Picture yourself going to an unfamiliar supermarket for the first time. If you are a person who can see, you can simply look around to guide yourself and identify objects and obstacles. However, blind people must use other senses to find their way through a new space.
Soon, the blind might have some navigational help, thanks to Caltech researchers who have combined augmented reality hardware and computer vision algorithms to develop software that enables objects to "talk." Worn as a portable headset, the technology translates the optical world into plain English audio. The device could one day be made available in banks, grocery stores, museums, and other locations, to help blind people make their way through unfamiliar spaces.
The work was done in the laboratory of Markus Meister (PhD '87), Anne P. and Benjamin F. Biaggini Professor of Biological Sciences and executive officer for neurobiology, and is described in a paper appearing in the November 27 issue of the journal eLife. Meister is an affiliated faculty member of the Tianqiao and Chrissy Chen Institute for Neuroscience at Caltech.
"Imagine you are in a world where all the objects around you have voices and can speak to you," says Meister. "Wherever you point your gaze, the different objects you focus on are activated and speak their names to you. Could you imagine getting around in such a world, performing some of the many tasks that we normally use our visual system for? That is what we have done here—given voices to objects."
Led by graduate student Yang Liu, the team of scientists developed a system they call CARA, or the Cognitive Augmented Reality Assistant. CARA was developed for a wearable headset computer called a HoloLens, developed by Microsoft, that can scan a user's environment and identify individual objects such as a laptop or a table. With CARA, each object in the environment is given a voice and will "say" its name upon the user's command. The technology utilizes so-called spatialized sound, which causes objects to sound different depending on their location within a room. If the object is, for example, far to the left of the user, its voice will sound like it is coming from the left. Additionally, the closer the object, the higher the pitch of its "voice."
To avoid a cacophony of objects speaking at once, Liu and his team programmed CARA with several different modes. In the first, called spotlight mode, an object only says its name when the user is facing it directly. As the user turns their head to face various objects, the objects each say their name, and the pitch of the object's voice provides an auditory cue about its relative distance from the user. In this way, a vision-impaired user can "look around" to explore their environment. In a second mode, called scan mode, the environment is scanned from left to right with objects saying their names accordingly. The third mode is target mode, where the user can select one of the objects to talk exclusively and use that as a guide to navigate.

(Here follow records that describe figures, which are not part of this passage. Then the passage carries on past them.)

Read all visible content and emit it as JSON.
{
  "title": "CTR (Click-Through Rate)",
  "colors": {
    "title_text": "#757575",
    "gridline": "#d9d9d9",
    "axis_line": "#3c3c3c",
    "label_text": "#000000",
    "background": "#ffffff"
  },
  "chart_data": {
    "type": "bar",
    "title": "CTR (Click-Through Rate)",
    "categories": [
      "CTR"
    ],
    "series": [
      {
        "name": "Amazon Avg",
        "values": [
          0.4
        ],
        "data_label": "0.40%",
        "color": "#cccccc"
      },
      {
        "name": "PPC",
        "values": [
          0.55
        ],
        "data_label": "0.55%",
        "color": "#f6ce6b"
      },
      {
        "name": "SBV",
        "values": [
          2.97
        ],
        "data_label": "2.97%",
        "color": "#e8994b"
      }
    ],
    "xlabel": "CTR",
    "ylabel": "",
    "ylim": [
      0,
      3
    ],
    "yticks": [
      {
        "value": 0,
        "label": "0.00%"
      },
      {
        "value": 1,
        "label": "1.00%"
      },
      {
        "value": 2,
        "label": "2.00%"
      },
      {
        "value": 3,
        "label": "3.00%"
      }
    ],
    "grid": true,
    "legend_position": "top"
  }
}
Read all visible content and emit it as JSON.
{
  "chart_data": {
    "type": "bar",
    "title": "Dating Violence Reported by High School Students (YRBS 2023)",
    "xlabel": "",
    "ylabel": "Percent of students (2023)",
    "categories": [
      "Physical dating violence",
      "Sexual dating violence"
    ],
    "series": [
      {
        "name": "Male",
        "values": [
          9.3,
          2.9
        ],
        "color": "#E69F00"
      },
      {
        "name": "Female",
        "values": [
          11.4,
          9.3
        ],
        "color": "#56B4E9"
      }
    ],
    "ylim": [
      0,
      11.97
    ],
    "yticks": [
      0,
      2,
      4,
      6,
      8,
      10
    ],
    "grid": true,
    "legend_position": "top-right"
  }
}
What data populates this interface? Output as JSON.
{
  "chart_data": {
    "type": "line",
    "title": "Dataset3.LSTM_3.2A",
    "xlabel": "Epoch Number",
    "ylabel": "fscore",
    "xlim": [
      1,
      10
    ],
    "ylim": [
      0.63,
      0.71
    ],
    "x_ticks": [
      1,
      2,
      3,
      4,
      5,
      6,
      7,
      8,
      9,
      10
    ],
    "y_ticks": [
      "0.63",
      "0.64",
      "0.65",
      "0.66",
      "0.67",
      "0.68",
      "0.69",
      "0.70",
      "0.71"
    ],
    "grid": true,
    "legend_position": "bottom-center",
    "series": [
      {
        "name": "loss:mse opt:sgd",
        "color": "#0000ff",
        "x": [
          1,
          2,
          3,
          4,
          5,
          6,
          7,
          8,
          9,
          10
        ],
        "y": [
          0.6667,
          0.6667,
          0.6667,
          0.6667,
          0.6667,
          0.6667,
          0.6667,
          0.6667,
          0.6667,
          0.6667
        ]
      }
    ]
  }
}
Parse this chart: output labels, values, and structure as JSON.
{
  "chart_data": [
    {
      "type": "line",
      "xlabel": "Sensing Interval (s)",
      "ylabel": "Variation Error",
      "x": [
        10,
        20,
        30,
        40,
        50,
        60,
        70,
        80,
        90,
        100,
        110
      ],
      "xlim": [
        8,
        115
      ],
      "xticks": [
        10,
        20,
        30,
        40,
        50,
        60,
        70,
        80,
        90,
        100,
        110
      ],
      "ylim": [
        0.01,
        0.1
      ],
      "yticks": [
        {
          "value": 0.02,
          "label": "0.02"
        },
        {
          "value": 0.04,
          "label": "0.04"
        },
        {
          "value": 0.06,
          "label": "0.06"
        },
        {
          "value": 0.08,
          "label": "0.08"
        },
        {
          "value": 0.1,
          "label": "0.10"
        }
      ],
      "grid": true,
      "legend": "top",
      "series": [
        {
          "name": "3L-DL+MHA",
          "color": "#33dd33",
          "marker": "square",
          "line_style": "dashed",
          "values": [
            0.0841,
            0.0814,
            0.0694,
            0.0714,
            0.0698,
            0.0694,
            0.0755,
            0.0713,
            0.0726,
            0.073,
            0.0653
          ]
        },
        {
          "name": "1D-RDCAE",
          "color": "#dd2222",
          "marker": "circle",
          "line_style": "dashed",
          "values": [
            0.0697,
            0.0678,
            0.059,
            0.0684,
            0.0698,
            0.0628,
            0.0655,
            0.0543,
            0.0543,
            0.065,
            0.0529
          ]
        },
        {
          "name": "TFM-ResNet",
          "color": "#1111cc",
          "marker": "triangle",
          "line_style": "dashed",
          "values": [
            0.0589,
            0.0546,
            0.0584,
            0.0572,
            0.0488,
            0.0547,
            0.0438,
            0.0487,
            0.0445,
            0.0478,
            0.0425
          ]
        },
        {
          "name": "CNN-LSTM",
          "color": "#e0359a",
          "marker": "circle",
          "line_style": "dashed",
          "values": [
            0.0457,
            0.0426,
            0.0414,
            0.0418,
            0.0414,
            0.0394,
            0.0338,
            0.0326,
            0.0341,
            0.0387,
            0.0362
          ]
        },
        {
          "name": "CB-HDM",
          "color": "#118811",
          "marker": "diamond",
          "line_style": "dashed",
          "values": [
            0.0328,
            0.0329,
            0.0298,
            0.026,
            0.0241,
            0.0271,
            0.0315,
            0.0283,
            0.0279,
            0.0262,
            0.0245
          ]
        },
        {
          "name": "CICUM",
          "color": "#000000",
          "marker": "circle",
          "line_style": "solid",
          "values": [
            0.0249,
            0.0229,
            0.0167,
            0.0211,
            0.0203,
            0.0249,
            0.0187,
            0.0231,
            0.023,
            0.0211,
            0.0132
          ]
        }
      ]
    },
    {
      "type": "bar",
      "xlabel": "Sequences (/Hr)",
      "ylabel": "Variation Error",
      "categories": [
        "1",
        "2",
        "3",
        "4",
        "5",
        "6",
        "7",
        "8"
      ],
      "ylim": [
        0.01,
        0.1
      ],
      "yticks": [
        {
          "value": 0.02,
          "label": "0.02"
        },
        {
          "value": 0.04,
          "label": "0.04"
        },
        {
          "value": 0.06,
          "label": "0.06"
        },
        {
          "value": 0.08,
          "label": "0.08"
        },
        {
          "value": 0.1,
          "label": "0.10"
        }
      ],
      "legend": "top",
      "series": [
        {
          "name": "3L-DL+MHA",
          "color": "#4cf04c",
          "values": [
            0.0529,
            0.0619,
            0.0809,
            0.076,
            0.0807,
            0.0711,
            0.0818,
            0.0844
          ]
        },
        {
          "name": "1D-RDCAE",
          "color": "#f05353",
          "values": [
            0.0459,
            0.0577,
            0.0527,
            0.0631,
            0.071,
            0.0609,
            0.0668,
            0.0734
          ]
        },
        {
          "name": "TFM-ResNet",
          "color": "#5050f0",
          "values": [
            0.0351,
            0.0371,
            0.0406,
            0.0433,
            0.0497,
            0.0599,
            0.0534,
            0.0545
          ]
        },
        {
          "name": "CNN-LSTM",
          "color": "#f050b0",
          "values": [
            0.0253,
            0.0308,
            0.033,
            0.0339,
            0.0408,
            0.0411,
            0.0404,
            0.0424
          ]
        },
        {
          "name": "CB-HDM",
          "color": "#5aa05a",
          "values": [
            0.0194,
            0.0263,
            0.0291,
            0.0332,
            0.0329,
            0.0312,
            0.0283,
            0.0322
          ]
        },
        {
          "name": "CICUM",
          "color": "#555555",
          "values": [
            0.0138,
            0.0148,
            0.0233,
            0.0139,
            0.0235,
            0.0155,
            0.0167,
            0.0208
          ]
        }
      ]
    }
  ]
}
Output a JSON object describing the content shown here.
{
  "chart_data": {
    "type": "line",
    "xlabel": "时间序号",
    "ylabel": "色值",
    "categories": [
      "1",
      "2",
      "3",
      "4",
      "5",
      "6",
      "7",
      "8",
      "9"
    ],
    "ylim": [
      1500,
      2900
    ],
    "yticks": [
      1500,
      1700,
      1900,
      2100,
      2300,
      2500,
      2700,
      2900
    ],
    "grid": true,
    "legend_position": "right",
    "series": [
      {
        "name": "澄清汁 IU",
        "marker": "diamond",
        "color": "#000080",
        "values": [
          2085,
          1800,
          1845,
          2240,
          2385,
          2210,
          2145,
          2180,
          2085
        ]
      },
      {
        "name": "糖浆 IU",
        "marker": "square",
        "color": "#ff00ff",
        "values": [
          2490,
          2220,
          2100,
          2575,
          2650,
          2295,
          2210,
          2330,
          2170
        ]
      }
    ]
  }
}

To test CARA's practical applications, the researchers designed a test route for blind volunteers through the Beckman Behavioral Biology building at Caltech. To prepare the task, the scientists first developed a route through the building and followed it while wearing the HoloLens, which scanned the environment and saved it to memory. Then, the blind volunteers were asked to navigate the route using CARA as a guide. As each volunteer began, a voice, seemingly emanating from a location ahead on the route, called out "Follow me," while also telling the user about stairs, hand rails, corners to turn, and the like. Led by CARA, all seven of the volunteers completed the task successfully on the first try.
CARA is still in its early stages, but will benefit from the rapid development of algorithms for computer vision. The researchers are already implementing new schemes for real-time identification of objects and pedestrians. Eventually, they hope that places like banks, hotels, and shopping malls will offer CARA devices for use by their blind customers.
In addition to their work with CARA, the team also developed a new "standardized test" to evaluate the performance of various assistive devices for the blind. The method provides a virtual reality environment that researchers anywhere in the world can use to benchmark their devices, without having to reconstruct real physical spaces.
The paper is titled "Augmented Reality Powers a Cognitive Assistant for the Blind." In addition to Liu and Meister, USC postdoctoral scholar Noelle Stiles (PhD '16) is a co-author. The work was funded by the Shurl and Kay Curci Foundation.